Title:Ornstein-Uhlenbeck Processes on Lie Groups

Abstract: We consider Ornstein-Uhlenbeck processes (OU-processes) associated to hypoelliptic diffusion processes on finite-dimensional Lie groups: let $ \mathcal{L} $ be a hypoelliptic, left-invariant ``sum of the squares''-operator on a Lie group $ G $ with associated Markov process $ X $, then we construct OU-processes by adding negative horizontal gradient drifts of functions $ U $. In the natural case $ U(x) = - \log p(1,x) $, where $ p(1,x) $ is the density of the law of $ X $ starting at identity $ e $ at time $ t =1 $ with respect to the right-invariant Haar measure on $G$, we show the Poincaré inequality by applying the Driver-Melcher inequality for ``sum of the squares'' operators on Lie groups. The resulting Markov process is called the natural OU-process associated to the hypoelliptic diffusion on $ G $.

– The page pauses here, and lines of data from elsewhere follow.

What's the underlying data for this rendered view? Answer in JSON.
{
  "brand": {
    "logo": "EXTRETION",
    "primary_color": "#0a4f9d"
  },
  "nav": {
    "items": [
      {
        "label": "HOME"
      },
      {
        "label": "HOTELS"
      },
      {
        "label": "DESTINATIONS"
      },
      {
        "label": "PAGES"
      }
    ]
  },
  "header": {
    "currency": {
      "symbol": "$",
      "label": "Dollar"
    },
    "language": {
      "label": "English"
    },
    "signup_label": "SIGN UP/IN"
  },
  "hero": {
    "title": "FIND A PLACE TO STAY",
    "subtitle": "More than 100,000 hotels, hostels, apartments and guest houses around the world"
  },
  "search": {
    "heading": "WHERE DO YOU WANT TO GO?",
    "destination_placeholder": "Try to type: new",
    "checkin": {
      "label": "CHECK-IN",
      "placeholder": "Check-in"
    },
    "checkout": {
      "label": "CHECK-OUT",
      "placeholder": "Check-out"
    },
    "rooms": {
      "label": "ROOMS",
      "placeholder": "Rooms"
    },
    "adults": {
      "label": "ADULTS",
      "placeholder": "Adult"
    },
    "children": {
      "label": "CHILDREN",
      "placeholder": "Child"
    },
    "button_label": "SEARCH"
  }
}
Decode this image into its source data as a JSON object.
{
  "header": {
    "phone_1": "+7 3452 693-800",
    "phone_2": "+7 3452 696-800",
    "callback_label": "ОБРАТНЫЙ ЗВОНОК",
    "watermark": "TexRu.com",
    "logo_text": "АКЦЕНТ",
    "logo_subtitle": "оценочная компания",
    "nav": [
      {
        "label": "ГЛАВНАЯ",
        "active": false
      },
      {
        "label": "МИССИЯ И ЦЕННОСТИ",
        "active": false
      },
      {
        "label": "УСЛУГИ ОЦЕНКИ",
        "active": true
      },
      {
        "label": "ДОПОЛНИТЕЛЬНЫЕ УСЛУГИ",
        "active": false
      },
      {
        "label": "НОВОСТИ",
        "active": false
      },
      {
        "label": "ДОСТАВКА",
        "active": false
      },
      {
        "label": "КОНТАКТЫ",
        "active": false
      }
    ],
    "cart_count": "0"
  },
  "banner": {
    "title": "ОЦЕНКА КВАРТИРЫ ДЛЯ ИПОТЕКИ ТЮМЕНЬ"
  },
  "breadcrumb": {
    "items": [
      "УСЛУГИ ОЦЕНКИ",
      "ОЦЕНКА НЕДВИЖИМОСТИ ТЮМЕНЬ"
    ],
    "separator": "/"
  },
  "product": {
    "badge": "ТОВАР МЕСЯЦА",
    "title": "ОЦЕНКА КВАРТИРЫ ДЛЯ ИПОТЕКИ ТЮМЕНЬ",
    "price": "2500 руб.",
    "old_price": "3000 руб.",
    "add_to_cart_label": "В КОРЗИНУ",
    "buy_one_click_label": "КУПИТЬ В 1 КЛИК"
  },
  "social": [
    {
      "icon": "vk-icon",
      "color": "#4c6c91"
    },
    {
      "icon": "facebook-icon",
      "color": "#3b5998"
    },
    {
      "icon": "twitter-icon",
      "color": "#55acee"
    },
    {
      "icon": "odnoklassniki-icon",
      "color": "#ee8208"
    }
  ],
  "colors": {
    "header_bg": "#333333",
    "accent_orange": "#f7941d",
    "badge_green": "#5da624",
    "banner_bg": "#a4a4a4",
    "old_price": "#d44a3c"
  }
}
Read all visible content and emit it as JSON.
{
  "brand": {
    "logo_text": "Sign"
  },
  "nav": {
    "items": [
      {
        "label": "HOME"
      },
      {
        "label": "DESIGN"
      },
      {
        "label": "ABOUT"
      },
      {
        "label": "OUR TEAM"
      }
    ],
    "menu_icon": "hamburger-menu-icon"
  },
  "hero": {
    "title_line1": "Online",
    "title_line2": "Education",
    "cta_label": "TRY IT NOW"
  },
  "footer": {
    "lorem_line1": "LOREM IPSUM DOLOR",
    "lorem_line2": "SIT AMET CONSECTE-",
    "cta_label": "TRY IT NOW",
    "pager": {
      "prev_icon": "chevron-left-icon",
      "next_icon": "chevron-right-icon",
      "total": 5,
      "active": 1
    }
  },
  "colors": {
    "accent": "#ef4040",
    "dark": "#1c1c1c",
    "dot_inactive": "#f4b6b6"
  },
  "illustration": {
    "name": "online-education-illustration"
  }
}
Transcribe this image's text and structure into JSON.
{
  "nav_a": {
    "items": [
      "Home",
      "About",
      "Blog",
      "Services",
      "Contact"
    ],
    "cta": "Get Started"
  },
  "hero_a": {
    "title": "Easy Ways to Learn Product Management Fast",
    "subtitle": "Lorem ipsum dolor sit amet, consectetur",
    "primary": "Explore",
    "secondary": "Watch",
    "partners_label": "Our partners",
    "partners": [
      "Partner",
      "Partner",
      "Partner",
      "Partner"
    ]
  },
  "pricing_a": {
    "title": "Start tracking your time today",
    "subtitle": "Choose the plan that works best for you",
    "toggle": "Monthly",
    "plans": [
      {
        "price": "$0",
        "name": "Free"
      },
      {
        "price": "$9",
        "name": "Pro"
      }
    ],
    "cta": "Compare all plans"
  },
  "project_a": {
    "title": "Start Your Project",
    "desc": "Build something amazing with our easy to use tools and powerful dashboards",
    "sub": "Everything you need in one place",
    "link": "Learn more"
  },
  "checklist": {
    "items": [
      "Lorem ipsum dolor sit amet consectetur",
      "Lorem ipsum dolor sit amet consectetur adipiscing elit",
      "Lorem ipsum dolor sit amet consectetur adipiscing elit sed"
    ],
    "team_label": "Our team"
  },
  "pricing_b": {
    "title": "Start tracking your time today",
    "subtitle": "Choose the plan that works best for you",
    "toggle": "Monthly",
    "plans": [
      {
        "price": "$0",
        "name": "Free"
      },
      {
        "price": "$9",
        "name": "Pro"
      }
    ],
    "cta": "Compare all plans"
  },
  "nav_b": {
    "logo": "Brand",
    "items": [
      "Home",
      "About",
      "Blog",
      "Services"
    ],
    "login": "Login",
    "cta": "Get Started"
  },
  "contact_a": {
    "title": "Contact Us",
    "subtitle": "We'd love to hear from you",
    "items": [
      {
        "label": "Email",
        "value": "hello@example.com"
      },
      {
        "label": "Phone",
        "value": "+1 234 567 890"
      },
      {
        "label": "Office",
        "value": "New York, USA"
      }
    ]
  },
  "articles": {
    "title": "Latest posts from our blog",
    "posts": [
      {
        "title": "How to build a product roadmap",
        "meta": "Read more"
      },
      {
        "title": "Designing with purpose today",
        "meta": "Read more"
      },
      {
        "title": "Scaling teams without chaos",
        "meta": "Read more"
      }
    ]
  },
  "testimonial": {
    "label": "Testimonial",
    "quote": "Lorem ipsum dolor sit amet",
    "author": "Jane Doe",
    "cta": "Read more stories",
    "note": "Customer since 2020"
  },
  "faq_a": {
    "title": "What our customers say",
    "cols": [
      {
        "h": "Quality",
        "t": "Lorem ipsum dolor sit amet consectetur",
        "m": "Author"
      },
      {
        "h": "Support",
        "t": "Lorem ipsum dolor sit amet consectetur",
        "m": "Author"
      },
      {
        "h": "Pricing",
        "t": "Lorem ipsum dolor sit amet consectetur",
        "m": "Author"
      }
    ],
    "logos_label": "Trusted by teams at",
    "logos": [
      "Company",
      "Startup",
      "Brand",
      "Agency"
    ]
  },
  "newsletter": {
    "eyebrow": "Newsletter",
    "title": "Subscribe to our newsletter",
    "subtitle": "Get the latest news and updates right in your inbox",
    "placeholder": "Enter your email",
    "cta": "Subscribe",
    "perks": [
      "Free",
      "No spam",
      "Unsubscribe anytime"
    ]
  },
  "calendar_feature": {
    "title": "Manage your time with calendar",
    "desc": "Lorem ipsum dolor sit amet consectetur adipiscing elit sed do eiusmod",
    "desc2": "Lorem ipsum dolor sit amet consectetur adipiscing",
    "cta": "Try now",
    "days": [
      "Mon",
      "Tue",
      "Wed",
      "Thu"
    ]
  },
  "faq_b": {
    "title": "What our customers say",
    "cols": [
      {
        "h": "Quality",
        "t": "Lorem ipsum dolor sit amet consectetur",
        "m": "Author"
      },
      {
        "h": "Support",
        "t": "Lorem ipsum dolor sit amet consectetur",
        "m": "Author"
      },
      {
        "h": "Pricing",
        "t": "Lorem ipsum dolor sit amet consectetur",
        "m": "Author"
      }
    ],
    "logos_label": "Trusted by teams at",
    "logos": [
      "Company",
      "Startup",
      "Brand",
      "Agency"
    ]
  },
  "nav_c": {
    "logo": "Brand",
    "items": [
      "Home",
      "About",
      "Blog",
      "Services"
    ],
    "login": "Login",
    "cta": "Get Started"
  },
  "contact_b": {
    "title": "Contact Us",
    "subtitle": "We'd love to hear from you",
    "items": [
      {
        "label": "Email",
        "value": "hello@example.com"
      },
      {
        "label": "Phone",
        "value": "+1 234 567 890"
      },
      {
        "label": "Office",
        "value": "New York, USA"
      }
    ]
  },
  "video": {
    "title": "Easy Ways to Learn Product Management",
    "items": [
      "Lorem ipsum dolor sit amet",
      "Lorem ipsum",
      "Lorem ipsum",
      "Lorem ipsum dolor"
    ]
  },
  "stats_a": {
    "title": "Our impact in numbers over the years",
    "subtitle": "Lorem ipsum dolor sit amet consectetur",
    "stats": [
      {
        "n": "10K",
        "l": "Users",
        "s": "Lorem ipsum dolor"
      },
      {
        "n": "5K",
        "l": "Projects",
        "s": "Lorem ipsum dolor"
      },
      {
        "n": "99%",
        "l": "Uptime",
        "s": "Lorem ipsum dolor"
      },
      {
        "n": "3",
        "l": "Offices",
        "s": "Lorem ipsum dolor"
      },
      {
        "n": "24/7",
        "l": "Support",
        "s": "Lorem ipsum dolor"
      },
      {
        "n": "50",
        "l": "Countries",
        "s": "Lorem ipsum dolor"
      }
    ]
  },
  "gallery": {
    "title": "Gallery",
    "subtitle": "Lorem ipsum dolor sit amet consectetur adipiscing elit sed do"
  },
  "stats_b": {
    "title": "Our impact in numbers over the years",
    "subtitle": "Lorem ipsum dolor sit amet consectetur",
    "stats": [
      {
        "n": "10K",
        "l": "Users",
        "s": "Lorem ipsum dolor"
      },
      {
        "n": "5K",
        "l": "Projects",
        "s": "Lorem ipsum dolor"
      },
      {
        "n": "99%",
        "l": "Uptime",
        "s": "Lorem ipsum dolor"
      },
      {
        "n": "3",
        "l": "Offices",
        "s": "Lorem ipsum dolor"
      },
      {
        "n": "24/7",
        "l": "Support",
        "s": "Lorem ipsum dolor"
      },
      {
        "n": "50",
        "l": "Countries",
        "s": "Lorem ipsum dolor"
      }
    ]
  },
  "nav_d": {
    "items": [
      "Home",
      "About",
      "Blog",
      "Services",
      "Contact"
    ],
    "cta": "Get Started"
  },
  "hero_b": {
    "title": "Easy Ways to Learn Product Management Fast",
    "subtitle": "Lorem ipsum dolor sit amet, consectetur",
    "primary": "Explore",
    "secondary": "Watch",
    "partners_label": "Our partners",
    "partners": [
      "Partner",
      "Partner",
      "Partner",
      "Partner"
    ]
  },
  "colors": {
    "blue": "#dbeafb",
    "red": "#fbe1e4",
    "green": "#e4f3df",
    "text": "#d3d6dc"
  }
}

We prove the global strong existence of these OU-type processes on $ G $ under an integrability assumption on $U$. The Poincaré inequality for a large class of potentials $U$ is then shown by a perturbation technique. These results are applied to obtain a hypoelliptic equivalent of standard results on cooling schedules for simulated annealing on compact homogeneous spaces $M$.